Intraplate rifting began in the Triassic, forming massive sedimentary basins between Paleozoic uplands. The North Caspian Depression filled with terrigenous rocks and shallow water carbonates at the edge of the Tethys Ocean, similar to the West Siberian Basin which becomes thicker near the center. The Chu, Turgay, Turan and Kizilkum basins contain sand, clay and coal-bearing shallow water terrigenous sediments and salt deposits two kilometers thick from the Middle Jurassic, up to three kilometers thick from the Cretaceous and one kilometer thick from the Cenozoic.
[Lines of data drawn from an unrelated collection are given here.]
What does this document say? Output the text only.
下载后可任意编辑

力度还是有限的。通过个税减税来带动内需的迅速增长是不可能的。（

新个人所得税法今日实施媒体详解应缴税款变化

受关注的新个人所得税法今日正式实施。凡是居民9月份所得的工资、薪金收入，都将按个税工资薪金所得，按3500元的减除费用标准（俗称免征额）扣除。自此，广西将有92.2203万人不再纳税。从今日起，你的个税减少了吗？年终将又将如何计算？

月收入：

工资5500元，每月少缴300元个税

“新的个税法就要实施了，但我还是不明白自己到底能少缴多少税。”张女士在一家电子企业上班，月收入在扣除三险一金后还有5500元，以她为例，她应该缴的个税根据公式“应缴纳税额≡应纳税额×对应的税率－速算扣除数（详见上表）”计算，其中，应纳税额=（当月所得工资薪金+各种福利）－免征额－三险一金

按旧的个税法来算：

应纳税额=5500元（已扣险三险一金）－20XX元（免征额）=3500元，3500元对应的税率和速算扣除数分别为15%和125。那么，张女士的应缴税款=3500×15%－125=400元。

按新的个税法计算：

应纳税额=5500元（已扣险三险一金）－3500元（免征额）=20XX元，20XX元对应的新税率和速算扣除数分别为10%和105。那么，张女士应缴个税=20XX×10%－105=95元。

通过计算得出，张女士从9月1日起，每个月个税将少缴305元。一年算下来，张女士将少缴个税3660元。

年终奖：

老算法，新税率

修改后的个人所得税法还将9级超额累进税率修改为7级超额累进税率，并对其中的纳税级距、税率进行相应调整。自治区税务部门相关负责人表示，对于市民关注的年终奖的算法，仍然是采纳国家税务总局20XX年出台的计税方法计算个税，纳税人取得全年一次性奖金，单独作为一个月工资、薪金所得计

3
The Triassic was a period of erosion in the Kazakh Uplands and the Zaysan, Alakol, Balkhash and Tengiz basins are all small and filled with Late Triassic through Jurassic lacustrine deposits. Cretaceous and Paleogene deposits are largely missing, followed by a 100-meter thick sequence of Neogene and Quaternary gypsum-bearing alluvial fan sediments.

==Geological research==
Geological research in Kazakhstan began in the 18th century due to growing Russian influence along the Ob River, Orenburg to Mugodzar and Petropavlovsk to the Kazakh Steppe. The Russian Academy of Sciences sent some early expeditions, such as Pallas' Asian Expedition in 1771. In the 1800s Russian mining groups explored the Kirgiz Steppe north of the Tien Shan mountains and the construction of the Trans-Siberian Railway prompted further study. The Russian Geological Committee launched regional mapping efforts in 1925, after foreign sources on Central Asian geology disappeared in the aftermath of the Russian Revolution. As recently as the early 1990s, geologists in Kazakhstan were split between plate tectonics and a different set of mobilist theories more similar to the old geosynclinal model.

==Natural resource geology==
The North Caspian Depression contains oil and natural gas, together with the Chu Basin, where they are associated with salt diapirs, typically in Cretaceous, Paleogene, Jurassic and Triassic sandstone and clay strata. Kazakhstan has rich coal deposits with 300 major deposits and 170.2 billion tons of reserves. Coking coal is primarily extracted from the Karaganda Basin. The Turgay, Balkhash and Maikuben depressions all hold small deposits of Mesozoic coal. The country has about eight billion tons of iron, nickel, cobalt and up to 300 tungsten deposits. Other base metals include aluminum from bauxite in the Turgay Depression and Mugodzhar Mountains, vanadium, titanium-bearing pegmatite or ilmenite-zircon placers, chromium in ophiolites in the South Urals, gold in shale and magmatic arcs, as well as rare earths, lead, zinc, copper and molybdenum.